1import data_designer.config as dd
2from data_designer.interface import DataDesigner
3
4from data_designer_index_multiplier.config import IndexMultiplierColumnConfig
5
6data_designer = DataDesigner()
7builder = dd.DataDesignerConfigBuilder()
8
9# Add a regular column
10builder.add_column(
11 dd.SamplerColumnConfig(
12 name="category",
13 sampler_type="category",
14 params=dd.CategorySamplerParams(values=["A", "B", "C"]),
15 )
16)
17
18# Add your custom plugin column
19builder.add_column(
20 IndexMultiplierColumnConfig(
21 name="scaled_index",
22 multiplier=5,
23 )
24)
25
26# Generate data
27results = data_designer.create(builder, num_records=10)
28print(results.load_dataset())

Output:

category scaled_index
0 B 0
1 A 5
2 C 10
3 A 15
4 B 20
...

Validating Your Plugin

Data Designer provides a testing utility to validate that your plugin is structured correctly. Use assert_valid_plugin to check that your config and implementation classes are properly defined:

1from data_designer.engine.testing.utils import assert_valid_plugin
2from data_designer_index_multiplier.plugin import plugin
3
4# Raises AssertionError with a descriptive message if anything is wrong with the general plugin structure
5assert_valid_plugin(plugin)

This validates that:

  • The config class is a subclass of ConfigBase
  • For column generator plugins: the implementation class is a subclass of ConfigurableTask
  • For seed reader plugins: the implementation class is a subclass of SeedReader

Multiple Plugins in One Package

A single Python package can register multiple plugins. Simply define multiple Plugin instances and register each one as a separate entry point:

1[project.entry-points."data_designer.plugins"]
2my-column-generator = "my_package.plugins.column_generator.plugin:column_generator_plugin"
3my-seed-reader = "my_package.plugins.seed_reader.plugin:seed_reader_plugin"

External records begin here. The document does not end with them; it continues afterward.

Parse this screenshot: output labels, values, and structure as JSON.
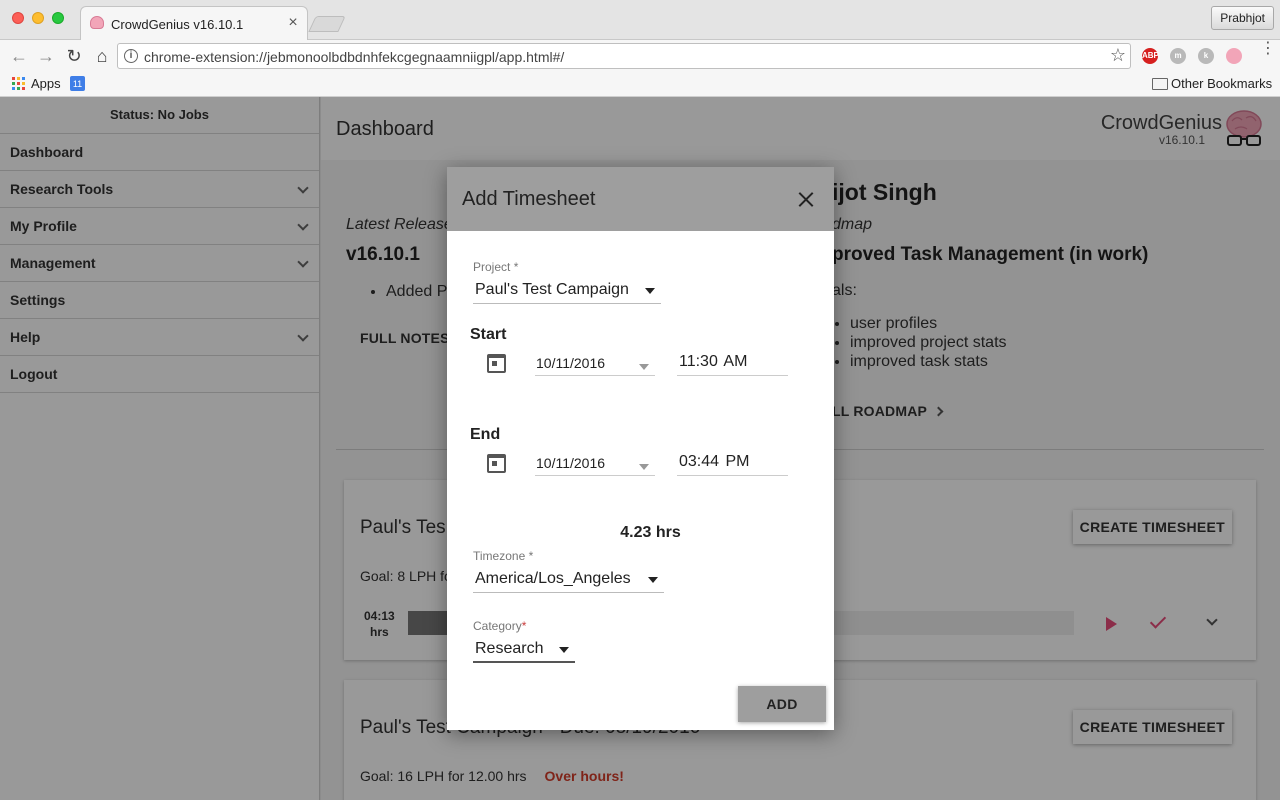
{
  "browser": {
    "tab_title": "CrowdGenius v16.10.1",
    "tab_close": "×",
    "profile_name": "Prabhjot",
    "url": "chrome-extension://jebmonoolbdbdnhfekcgegnaamniigpl/app.html#/",
    "info_glyph": "i",
    "star_glyph": "☆",
    "back_glyph": "←",
    "forward_glyph": "→",
    "reload_glyph": "↻",
    "home_glyph": "⌂",
    "menu_glyph": "⋮",
    "extensions": [
      {
        "name": "adblock-icon",
        "label": "ABP",
        "color": "#d6201f"
      },
      {
        "name": "m-extension-icon",
        "label": "m",
        "color": "#b9b9b9"
      },
      {
        "name": "k-extension-icon",
        "label": "k",
        "color": "#b9b9b9"
      },
      {
        "name": "crowdgenius-extension-icon",
        "label": "",
        "color": "#f2a5b8"
      }
    ],
    "bookmarks": {
      "apps_label": "Apps",
      "calendar_glyph": "11",
      "other_label": "Other Bookmarks"
    }
  },
  "sidebar": {
    "status": "Status: No Jobs",
    "items": [
      {
        "label": "Dashboard",
        "expandable": false
      },
      {
        "label": "Research Tools",
        "expandable": true
      },
      {
        "label": "My Profile",
        "expandable": true
      },
      {
        "label": "Management",
        "expandable": true
      },
      {
        "label": "Settings",
        "expandable": false
      },
      {
        "label": "Help",
        "expandable": true
      },
      {
        "label": "Logout",
        "expandable": false
      }
    ]
  },
  "header": {
    "title": "Dashboard",
    "brand": "CrowdGenius",
    "version": "v16.10.1"
  },
  "news": {
    "welcome": "ijot Singh",
    "latest_label": "Latest Release",
    "latest_version": "v16.10.1",
    "latest_bullets": [
      "Added P"
    ],
    "full_notes": "FULL NOTES",
    "roadmap_label": "dmap",
    "roadmap_title": "proved Task Management (in work)",
    "goals_label": "als:",
    "goals": [
      "user profiles",
      "improved project stats",
      "improved task stats"
    ],
    "full_roadmap": "LL ROADMAP"
  },
  "cards": [
    {
      "title": "Paul's Tes",
      "button": "CREATE TIMESHEET",
      "goal": "Goal: 8 LPH fo",
      "over": "",
      "hours_value": "04:13",
      "hours_unit": "hrs",
      "progress": 0.35
    },
    {
      "title": "Paul's Test Campaign - Due: 08/19/2016",
      "button": "CREATE TIMESHEET",
      "goal": "Goal: 16 LPH for 12.00 hrs",
      "over": "Over hours!"
    }
  ],
  "dialog": {
    "title": "Add Timesheet",
    "project_label": "Project",
    "project_value": "Paul's Test Campaign",
    "required_mark": "*",
    "start_label": "Start",
    "start_date": "10/11/2016",
    "start_time": "11:30 AM",
    "end_label": "End",
    "end_date": "10/11/2016",
    "end_time": "03:44 PM",
    "duration": "4.23 hrs",
    "timezone_label": "Timezone",
    "timezone_value": "America/Los_Angeles",
    "category_label": "Category",
    "category_value": "Research",
    "add_button": "ADD"
  },
  "colors": {
    "accent": "#e84c7a",
    "warning": "#d43c2a"
  }
}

For an example of this pattern, see the end-to-end test plugins in the tests_e2e/ directory.

That’s it! You now know how to create a Data Designer plugin. A local editable install (uv pip install -e .) is all you need to develop, test, and use your plugin. If you want to make it available for others to install via pip install, publish it to PyPI or your organization’s package index.